Assemble the dictionaries and build trainer.

In [None]:
from trajcast.model.training import Trainer

config = {}
config["model"] = model_dict
config["data"] = data_dict
config["training"] = train_dict

trainer = Trainer(config)

Once, the `Trainer` class is intialised, we can easily access it's attributes such as `dataset` and `model`. Now, however, we will start training our model for the specified short number of 10 epochs.

# Training

Training a *TrajCast* model is simple and just requires a call of the `train` routine of the `Trainer` class. This will immediately kick-off the training and will generate directories for logging, checkpointing, and tracking the training progress.

In [None]:
trainer.train()

Let's have a look at the produced directories and files:
- `logs`: Logging of all model and training parameters as well as training and validation loss of each epoch.
- `checkpoints`: Stores state dictionaries of best model and all relevant information of the latest epoch.
- `tb_log`: Tensorboard with validation to track and easily visualize relevant metrics.

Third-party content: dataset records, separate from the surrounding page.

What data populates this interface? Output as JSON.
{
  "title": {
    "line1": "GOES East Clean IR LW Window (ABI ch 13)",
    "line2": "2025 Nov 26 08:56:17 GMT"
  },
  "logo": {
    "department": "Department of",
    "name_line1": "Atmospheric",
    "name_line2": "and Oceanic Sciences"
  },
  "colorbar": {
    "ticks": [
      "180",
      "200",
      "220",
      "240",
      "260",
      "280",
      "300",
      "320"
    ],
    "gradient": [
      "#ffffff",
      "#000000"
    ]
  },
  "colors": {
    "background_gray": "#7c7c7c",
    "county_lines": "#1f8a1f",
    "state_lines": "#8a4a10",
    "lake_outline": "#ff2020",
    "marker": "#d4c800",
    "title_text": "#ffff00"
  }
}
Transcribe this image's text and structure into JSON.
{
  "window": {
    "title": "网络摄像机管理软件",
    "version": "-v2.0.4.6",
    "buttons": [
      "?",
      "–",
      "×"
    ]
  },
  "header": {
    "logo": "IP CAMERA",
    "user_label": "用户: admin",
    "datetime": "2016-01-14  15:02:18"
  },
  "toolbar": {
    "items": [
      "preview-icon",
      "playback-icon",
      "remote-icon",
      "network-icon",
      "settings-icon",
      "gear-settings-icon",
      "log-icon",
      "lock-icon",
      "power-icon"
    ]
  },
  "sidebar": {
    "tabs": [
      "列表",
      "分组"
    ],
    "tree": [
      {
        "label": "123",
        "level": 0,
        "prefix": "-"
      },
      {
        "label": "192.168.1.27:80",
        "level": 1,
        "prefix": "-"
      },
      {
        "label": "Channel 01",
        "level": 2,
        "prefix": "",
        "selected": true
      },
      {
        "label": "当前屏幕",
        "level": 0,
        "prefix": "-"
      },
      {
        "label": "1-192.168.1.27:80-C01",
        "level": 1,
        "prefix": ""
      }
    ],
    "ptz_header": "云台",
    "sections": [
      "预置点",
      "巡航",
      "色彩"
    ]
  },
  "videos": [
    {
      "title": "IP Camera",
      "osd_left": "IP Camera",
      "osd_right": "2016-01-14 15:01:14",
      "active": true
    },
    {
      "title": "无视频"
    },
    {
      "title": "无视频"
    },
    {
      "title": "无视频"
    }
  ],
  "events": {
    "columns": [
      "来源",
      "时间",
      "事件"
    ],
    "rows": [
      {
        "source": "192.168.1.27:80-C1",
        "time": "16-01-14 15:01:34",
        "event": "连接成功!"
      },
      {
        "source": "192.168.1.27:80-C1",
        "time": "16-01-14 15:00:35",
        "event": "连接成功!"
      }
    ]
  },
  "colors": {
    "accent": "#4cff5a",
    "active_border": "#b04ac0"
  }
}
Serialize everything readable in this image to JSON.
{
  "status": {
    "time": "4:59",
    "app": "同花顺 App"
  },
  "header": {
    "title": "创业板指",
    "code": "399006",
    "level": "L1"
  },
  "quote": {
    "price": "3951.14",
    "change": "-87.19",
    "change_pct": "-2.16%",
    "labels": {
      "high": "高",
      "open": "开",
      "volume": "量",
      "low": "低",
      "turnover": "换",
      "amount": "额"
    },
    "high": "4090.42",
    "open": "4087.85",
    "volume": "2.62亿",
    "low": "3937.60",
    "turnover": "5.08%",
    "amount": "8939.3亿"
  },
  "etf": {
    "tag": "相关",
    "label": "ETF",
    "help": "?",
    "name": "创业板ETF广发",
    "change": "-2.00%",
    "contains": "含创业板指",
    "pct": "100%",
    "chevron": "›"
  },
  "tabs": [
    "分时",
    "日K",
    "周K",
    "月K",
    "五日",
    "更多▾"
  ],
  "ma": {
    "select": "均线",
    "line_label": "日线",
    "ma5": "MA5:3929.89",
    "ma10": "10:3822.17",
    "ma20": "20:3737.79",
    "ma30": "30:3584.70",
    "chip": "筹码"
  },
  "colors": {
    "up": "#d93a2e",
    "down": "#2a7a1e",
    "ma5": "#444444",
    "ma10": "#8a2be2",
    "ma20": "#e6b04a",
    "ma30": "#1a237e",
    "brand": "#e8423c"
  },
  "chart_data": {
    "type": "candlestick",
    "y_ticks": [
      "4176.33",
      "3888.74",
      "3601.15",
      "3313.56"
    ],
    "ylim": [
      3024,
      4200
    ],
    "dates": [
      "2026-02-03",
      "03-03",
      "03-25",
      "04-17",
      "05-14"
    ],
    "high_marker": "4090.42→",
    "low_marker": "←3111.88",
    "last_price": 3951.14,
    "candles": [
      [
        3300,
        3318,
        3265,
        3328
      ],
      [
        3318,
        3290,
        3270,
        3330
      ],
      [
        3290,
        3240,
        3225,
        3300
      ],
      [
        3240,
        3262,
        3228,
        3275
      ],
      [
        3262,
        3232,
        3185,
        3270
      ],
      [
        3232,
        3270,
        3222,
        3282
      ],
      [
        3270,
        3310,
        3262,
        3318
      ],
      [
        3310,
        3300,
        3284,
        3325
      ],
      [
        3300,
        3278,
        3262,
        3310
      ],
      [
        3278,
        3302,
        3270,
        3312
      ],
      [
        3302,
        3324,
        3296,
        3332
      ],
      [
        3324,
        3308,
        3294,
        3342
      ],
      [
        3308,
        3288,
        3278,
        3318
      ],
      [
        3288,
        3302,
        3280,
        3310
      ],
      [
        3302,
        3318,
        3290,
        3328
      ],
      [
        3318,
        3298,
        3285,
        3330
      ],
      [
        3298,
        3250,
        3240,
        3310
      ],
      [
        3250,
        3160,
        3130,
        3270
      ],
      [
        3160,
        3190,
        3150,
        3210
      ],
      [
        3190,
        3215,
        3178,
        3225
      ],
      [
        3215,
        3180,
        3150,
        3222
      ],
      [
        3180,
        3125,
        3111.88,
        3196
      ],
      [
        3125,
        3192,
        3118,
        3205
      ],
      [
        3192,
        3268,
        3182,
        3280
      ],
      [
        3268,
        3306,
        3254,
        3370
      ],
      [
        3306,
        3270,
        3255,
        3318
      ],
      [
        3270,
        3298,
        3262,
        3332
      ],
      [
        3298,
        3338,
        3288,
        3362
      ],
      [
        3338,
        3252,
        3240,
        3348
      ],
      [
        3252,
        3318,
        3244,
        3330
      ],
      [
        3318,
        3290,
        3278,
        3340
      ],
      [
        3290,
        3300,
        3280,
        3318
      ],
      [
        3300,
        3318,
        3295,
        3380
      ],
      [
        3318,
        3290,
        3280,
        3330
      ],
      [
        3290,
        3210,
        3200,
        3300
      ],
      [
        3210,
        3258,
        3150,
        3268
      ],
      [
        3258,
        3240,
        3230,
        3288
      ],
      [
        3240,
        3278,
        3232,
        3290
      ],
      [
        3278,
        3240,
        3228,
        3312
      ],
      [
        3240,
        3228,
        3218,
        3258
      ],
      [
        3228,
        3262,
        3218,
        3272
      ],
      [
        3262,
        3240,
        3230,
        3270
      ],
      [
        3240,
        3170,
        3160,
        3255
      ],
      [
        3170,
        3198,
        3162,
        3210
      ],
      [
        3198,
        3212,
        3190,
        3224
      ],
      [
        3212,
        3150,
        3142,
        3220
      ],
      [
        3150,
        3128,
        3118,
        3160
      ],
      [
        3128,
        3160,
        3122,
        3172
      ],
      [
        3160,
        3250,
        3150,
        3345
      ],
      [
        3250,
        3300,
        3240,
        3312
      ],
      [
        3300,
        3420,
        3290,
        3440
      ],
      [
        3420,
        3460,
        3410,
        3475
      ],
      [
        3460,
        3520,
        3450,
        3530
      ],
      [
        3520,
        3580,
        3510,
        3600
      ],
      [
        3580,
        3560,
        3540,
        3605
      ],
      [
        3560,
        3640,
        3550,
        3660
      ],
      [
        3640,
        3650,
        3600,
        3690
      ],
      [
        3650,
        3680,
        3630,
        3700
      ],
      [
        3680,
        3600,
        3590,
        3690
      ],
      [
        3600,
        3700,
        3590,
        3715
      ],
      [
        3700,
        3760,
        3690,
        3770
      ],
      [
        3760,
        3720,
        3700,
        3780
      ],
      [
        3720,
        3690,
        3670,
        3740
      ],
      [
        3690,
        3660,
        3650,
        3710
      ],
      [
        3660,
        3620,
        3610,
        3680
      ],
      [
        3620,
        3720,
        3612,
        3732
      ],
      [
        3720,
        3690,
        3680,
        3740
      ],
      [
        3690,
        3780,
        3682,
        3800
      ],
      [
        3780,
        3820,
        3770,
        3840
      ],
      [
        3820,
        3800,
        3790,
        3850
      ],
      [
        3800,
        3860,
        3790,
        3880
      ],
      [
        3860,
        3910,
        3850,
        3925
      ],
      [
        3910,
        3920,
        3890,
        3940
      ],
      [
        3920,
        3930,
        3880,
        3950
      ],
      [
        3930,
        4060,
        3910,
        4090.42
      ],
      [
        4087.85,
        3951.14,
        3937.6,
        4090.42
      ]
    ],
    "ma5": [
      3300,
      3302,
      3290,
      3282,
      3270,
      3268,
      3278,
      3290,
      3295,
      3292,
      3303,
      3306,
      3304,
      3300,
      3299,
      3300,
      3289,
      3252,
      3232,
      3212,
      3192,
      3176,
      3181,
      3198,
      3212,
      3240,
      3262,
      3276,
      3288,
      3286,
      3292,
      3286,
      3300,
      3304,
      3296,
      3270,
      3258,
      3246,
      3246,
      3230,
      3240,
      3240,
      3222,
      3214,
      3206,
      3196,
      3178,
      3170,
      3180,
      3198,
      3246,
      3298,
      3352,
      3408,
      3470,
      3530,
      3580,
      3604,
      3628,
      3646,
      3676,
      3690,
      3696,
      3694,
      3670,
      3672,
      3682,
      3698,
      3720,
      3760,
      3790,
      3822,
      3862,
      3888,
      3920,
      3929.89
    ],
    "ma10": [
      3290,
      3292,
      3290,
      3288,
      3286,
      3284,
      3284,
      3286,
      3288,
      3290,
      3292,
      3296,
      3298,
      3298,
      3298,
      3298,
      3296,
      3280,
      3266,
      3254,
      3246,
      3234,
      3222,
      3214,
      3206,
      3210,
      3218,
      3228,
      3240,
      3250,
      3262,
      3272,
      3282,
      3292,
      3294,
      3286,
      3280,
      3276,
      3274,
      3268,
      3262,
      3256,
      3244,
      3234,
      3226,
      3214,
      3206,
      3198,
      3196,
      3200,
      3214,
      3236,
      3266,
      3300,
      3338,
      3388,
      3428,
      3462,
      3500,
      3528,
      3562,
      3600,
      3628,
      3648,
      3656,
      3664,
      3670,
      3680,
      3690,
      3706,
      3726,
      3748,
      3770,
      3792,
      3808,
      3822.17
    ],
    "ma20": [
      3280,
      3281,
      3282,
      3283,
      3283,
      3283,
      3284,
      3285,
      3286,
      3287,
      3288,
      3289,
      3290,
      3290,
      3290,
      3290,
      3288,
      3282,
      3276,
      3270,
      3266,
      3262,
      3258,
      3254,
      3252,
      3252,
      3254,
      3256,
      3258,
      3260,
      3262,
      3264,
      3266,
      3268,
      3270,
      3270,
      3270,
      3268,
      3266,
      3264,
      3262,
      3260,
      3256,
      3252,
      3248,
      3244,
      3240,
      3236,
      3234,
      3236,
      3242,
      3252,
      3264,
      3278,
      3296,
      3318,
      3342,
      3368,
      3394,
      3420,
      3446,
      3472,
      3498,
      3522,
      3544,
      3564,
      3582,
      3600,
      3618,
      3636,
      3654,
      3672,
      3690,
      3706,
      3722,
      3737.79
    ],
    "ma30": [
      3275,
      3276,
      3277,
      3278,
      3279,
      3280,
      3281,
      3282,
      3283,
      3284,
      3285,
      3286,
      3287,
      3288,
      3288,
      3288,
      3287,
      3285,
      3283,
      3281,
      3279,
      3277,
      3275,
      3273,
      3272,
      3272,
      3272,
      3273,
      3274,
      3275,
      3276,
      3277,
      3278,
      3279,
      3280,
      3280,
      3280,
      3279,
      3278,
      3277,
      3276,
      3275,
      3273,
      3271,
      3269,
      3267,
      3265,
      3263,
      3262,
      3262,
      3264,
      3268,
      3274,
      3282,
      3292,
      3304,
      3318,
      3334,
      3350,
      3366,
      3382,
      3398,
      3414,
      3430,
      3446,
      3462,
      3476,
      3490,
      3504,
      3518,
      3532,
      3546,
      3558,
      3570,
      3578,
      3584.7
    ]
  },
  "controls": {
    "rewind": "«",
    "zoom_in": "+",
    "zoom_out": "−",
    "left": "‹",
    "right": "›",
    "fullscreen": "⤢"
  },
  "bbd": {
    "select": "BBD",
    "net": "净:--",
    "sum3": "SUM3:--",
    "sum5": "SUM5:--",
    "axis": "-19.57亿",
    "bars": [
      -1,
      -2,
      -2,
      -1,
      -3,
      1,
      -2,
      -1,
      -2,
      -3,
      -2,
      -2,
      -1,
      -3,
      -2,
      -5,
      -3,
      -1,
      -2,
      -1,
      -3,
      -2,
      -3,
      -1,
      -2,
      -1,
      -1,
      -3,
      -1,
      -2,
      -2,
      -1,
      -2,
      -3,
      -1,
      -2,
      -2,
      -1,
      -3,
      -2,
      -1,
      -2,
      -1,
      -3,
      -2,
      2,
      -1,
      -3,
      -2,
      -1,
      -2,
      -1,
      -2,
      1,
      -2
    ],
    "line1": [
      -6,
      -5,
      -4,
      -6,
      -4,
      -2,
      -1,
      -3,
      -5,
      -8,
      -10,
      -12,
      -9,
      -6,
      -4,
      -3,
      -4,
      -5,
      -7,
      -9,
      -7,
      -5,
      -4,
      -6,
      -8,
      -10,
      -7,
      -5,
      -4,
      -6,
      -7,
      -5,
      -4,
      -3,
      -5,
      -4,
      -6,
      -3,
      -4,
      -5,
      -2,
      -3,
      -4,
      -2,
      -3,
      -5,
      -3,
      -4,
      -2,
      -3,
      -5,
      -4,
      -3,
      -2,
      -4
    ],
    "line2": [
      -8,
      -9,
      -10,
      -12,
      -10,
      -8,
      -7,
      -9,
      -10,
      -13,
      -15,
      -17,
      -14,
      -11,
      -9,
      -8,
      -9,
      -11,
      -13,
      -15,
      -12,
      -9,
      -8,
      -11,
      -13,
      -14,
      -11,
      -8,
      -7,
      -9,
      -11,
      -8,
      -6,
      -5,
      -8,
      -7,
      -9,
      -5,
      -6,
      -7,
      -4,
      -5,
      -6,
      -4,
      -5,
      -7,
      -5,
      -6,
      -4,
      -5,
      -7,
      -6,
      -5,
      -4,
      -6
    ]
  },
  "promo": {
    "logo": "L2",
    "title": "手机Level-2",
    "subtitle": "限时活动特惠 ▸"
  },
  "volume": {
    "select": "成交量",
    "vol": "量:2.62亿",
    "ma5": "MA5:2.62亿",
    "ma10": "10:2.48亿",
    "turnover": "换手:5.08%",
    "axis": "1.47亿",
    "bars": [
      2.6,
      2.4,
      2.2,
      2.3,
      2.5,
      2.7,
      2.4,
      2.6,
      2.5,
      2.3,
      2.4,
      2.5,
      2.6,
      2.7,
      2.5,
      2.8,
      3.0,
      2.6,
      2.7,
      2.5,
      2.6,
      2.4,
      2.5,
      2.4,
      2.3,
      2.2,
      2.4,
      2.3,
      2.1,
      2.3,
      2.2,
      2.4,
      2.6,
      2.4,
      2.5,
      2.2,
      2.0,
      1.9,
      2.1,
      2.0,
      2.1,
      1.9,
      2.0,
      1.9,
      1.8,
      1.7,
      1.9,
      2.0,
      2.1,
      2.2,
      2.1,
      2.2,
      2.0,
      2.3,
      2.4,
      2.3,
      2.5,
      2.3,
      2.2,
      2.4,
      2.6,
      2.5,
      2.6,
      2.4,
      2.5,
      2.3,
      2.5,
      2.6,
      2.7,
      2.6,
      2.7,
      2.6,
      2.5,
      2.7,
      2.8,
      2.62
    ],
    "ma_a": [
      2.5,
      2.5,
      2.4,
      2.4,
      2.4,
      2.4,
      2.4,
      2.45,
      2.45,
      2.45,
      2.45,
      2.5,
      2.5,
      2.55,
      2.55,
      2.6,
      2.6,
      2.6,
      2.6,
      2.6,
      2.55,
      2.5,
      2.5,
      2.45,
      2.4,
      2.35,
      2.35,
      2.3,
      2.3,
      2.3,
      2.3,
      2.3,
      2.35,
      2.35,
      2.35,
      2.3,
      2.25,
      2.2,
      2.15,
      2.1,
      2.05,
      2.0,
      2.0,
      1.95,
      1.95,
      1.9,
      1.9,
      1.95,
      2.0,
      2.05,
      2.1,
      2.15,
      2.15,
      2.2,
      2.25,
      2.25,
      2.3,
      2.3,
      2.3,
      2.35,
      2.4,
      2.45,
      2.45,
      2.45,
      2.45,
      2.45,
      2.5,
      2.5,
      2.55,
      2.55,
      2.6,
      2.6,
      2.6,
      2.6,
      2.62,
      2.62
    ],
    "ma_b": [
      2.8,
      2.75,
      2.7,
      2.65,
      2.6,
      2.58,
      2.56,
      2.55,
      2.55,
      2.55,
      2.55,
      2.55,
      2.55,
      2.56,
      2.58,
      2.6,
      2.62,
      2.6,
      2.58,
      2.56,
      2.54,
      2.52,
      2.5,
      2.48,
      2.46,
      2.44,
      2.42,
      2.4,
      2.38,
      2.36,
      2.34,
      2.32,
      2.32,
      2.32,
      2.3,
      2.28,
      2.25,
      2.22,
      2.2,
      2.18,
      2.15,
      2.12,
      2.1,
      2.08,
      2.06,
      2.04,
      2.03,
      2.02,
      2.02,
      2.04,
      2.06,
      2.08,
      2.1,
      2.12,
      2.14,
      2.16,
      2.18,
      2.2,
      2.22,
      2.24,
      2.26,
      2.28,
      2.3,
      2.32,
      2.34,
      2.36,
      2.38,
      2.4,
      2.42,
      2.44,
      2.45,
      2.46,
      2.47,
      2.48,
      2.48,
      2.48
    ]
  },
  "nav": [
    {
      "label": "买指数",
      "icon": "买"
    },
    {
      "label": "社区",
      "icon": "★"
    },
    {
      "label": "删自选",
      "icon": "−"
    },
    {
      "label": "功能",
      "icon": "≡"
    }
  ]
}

Let us now extract and visualize the training and validation loss:

In [None]:
from tensorboard.backend.event_processing import event_accumulator
import matplotlib.pyplot as plt

metrics = ["loss_training", "loss_validation"]
fig, ax = plt.subplots(1, 1)
for metric in metrics:
    event = event_accumulator.EventAccumulator(f"tb_log/{metric}")
    event.Reload()
    data = event.Scalars("loss")
    epochs = [i.step for i in data]
    loss = [i.value for i in data]
    ax.plot(epochs, loss, label=metric)

ax.set_ylabel("Loss")
ax.set_xlabel("Epoch")
ax.legend()

> **_Note_:** 
> You can also plot the MAE for displacements and velocities by replacing the paths.

Once the model training has finished, ideally with converged learning curves, we can deploy our model for inference and forecasting. For more information on this please refer to this [example notebook](../inference/forecasting.ipynb).

The last thing to do here, is to save our configuration dictionary to a YAML file so we can load our state dictionaries:


In [None]:
trainer.dump_config_to_yaml("config_example.yaml")